The Trust estimates that more than 16 square kilometres (6 square miles) of land are contaminated, with the search likely to continue for at least another four years.
“Cluster munitions have a high failure rate and can cause injuries and fatalities long after war has finished,” said Miles Hawthorn, Halo Trust’s programme manager in Nagorno-Karabakh.
“The most common type found in Nagorno Karabakh has a distinctive pink ribbon, which makes them cruelly attractive to children.”
Mine maps dispute
According to Human Rights Watch, Armenia and Azerbaijan used cluster munitions, which are widely banned under an international treaty, during last year’s war.
Both deny using them, but accuse the other of doing so.
For ANAMA, the biggest and most time-consuming challenge comes from locating landmines due to inefficient recording of their whereabouts.
With a team of more than 600 people in the field, it says it has so far cleared almost 18,000 anti-personnel mines, more than 9,000 other sorts of mines and 23,000 unexploded ordnance, as well as more than 19,000 hectares (47,000 acres) of land.
As part of last year’s peace deal, Armenia handed over a number of mine locator maps. However, according to ANAMA, they are incomplete and are only about 25 percent accurate.
“The biggest question is, are these all the mine maps?” said Samir Poladov, deputy chairman of the board of ANAMA.
“The ones we did receive were inaccurate and incomplete. Many don’t even have information about coordinates, they just have a general drawing of the area with some information and approximate locations, but they are better to have than nothing.”
Baku believes Yerevan could have more mine maps than were turned over last year. However, Armenian analysts and commentators say they do not exist.
Historic conflict
Armenia and Azerbaijan, two former Soviet republics, fought for six weeks from September last year over Nagorno-Karabakh in a conflict that killed more than 6,500 people – mostly soldiers.
In November 2020, Armenian Prime Minister Nikol Pashinyan signed a ceasefire agreement that granted Azerbaijan control of parts of Nagorno-Karabakh, as well as adjacent territories that had been occupied by Armenians since the first Karabakh war in the 1990s.
During the first conflict, forces from both sides laid landmines across the area, rendering swaths of the territory hazardous. An assessment by the United Nations and the United States at the time found that more than 100,000 landmines had been planted.
According to estimates by ethnic Armenian authorities in Nagorno-Karabakh, landmine explosions killed 180 people and injured 507 in the 1990s – what they claim is the highest number of landmine accidents per capita in any region of the world.
The problem was compounded by the second war, yet Azerbaijan is keen to push ahead with clearances so those who were displaced during the first war can return. For decades, they have been living in temporary accommodation.
Poladov said some people, desperate to see their homeland for the first time since the 1990s, returned before the area had been secured. As a result, there have been 60 civilian accidents, including two deaths.

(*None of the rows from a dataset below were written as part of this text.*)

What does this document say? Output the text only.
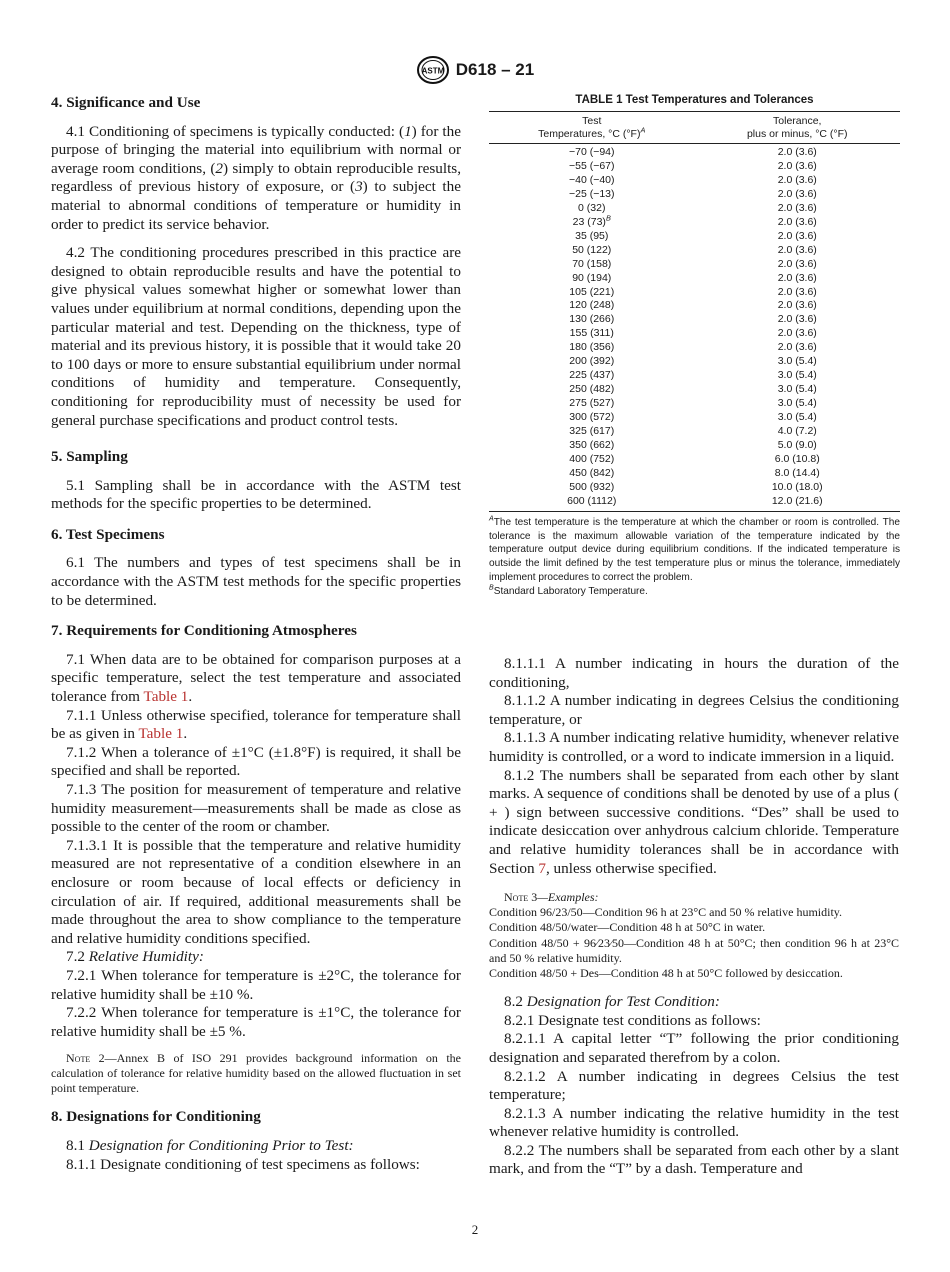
ASTM D618 – 21

4. Significance and Use

4.1 Conditioning of specimens is typically conducted: (1) for the purpose of bringing the material into equilibrium with normal or average room conditions, (2) simply to obtain reproducible results, regardless of previous history of exposure, or (3) to subject the material to abnormal conditions of temperature or humidity in order to predict its service behavior.

4.2 The conditioning procedures prescribed in this practice are designed to obtain reproducible results and have the potential to give physical values somewhat higher or somewhat lower than values under equilibrium at normal conditions, depending upon the particular material and test. Depending on the thickness, type of material and its previous history, it is possible that it would take 20 to 100 days or more to ensure substantial equilibrium under normal conditions of humidity and temperature. Consequently, conditioning for reproducibility must of necessity be used for general purchase specifications and product control tests.

5. Sampling

5.1 Sampling shall be in accordance with the ASTM test methods for the specific properties to be determined.

6. Test Specimens

6.1 The numbers and types of test specimens shall be in accordance with the ASTM test methods for the specific properties to be determined.

7. Requirements for Conditioning Atmospheres

7.1 When data are to be obtained for comparison purposes at a specific temperature, select the test temperature and associated tolerance from Table 1.

7.1.1 Unless otherwise specified, tolerance for temperature shall be as given in Table 1.

7.1.2 When a tolerance of ±1°C (±1.8°F) is required, it shall be specified and shall be reported.

7.1.3 The position for measurement of temperature and relative humidity measurement—measurements shall be made as close as possible to the center of the room or chamber.

7.1.3.1 It is possible that the temperature and relative humidity measured are not representative of a condition elsewhere in an enclosure or room because of local effects or deficiency in circulation of air. If required, additional measurements shall be made throughout the area to show compliance to the temperature and relative humidity conditions specified.

7.2 Relative Humidity:

7.2.1 When tolerance for temperature is ±2°C, the tolerance for relative humidity shall be ±10 %.

7.2.2 When tolerance for temperature is ±1°C, the tolerance for relative humidity shall be ±5 %.

Note 2—Annex B of ISO 291 provides background information on the calculation of tolerance for relative humidity based on the allowed fluctuation in set point temperature.

8. Designations for Conditioning

8.1 Designation for Conditioning Prior to Test:

8.1.1 Designate conditioning of test specimens as follows:

TABLE 1 Test Temperatures and Tolerances

Test
Temperatures, °C $(^\circ F)^A$	Tolerance,
plus or minus, °C (°F)
−70 (−94)	2.0 (3.6)
−55 (−67)	2.0 (3.6)
−40 (−40)	2.0 (3.6)
−25 (−13)	2.0 (3.6)
0 (32)	2.0 (3.6)
23 $(73)^B$	2.0 (3.6)
35 (95)	2.0 (3.6)
50 (122)	2.0 (3.6)
70 (158)	2.0 (3.6)
90 (194)	2.0 (3.6)
105 (221)	2.0 (3.6)
120 (248)	2.0 (3.6)
130 (266)	2.0 (3.6)
155 (311)	2.0 (3.6)
180 (356)	2.0 (3.6)
200 (392)	3.0 (5.4)
225 (437)	3.0 (5.4)
250 (482)	3.0 (5.4)
275 (527)	3.0 (5.4)
300 (572)	3.0 (5.4)
325 (617)	4.0 (7.2)
350 (662)	5.0 (9.0)
400 (752)	6.0 (10.8)
450 (842)	8.0 (14.4)
500 (932)	10.0 (18.0)
600 (1112)	12.0 (21.6)

$^A$The test temperature is the temperature at which the chamber or room is controlled. The tolerance is the maximum allowable variation of the temperature indicated by the temperature output device during equilibrium conditions. If the indicated temperature is outside the limit defined by the test temperature plus or minus the tolerance, immediately implement procedures to correct the problem.

$^B$Standard Laboratory Temperature.

8.1.1.1 A number indicating in hours the duration of the conditioning,

8.1.1.2 A number indicating in degrees Celsius the conditioning temperature, or

8.1.1.3 A number indicating relative humidity, whenever relative humidity is controlled, or a word to indicate immersion in a liquid.

8.1.2 The numbers shall be separated from each other by slant marks. A sequence of conditions shall be denoted by use of a plus ( + ) sign between successive conditions. “Des” shall be used to indicate desiccation over anhydrous calcium chloride. Temperature and relative humidity tolerances shall be in accordance with Section 7, unless otherwise specified.

Note 3—Examples:

Condition 96/23/50—Condition 96 h at 23°C and 50 % relative humidity.

Condition 48/50/water—Condition 48 h at 50°C in water.

Condition 48/50 + 96⁄23⁄50—Condition 48 h at 50°C; then condition 96 h at 23°C and 50 % relative humidity.

Condition 48/50 + Des—Condition 48 h at 50°C followed by desiccation.

8.2 Designation for Test Condition:

8.2.1 Designate test conditions as follows:

8.2.1.1 A capital letter “T” following the prior conditioning designation and separated therefrom by a colon.

8.2.1.2 A number indicating in degrees Celsius the test temperature;

8.2.1.3 A number indicating the relative humidity in the test whenever relative humidity is controlled.

8.2.2 The numbers shall be separated from each other by a slant mark, and from the “T” by a dash. Temperature and

2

Explosions also injured five de-miners and killed two Azerbaijani journalists and a local government official.
Years-long clearing effort ahead
While visiting the newly-regained territories still requires government permission, ANAMA is running a mine risk education campaign alongside UN children’s agency UNICEF to raise awareness of the dangers.
More than 600,000 Azerbaijanis fled Nagorno-Karabakh and the surrounding districts during the first war, between 1988 and 1994; the country has one of the world’s largest populations of internally displaced people per capita.

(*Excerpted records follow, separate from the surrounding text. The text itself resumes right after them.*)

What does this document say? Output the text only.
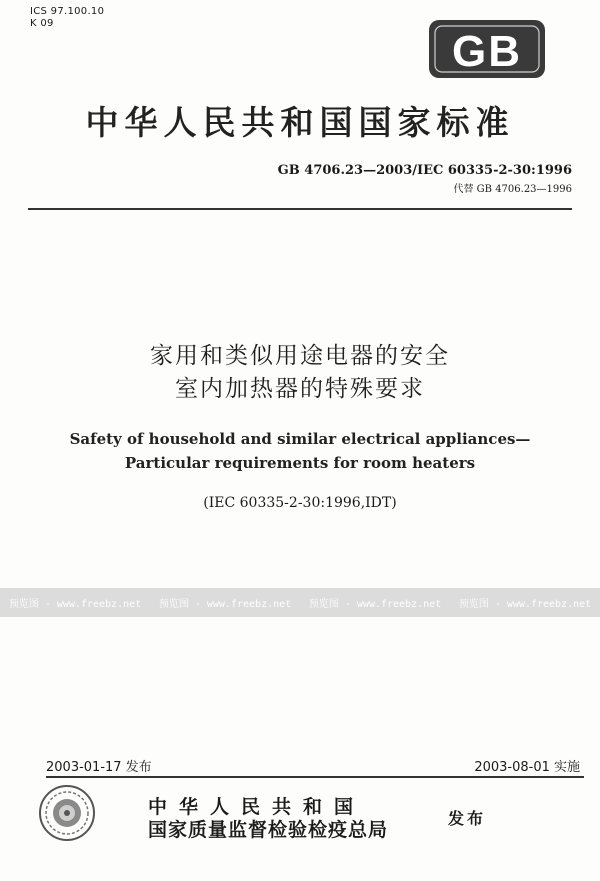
ICS 97.100.10
K 09
GB
中华人民共和国国家标准
GB 4706.23—2003/IEC 60335-2-30:1996
代替 GB 4706.23—1996
家用和类似用途电器的安全
室内加热器的特殊要求
Safety of household and similar electrical appliances—
Particular requirements for room heaters
(IEC 60335-2-30:1996,IDT)
预览图 - www.freebz.net 预览图 - www.freebz.net 预览图 - www.freebz.net 预览图 - www.freebz.net
2003-01-17 发布	2003-08-01 实施
中华人民共和国
国家质量监督检验检疫总局
发布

Although the government is planning a number of smart cities to help them return, Deputy Foreign Minister Elnur Mammadov told Al Jazeera that it could take 10 to 12 years for the area to be fully cleared of hazardous weapons.
It is thought the first Azerbaijanis will be able to return to live in Nagorno-Karabakh by the end of this year or early next year.
The use of anti-personnel mines is a violation of international law, but neither Armenia nor Azerbaijan has signed the 1997 Mine Ban Convention to eliminate their use. Both say they are unwilling to stop their use until the other does.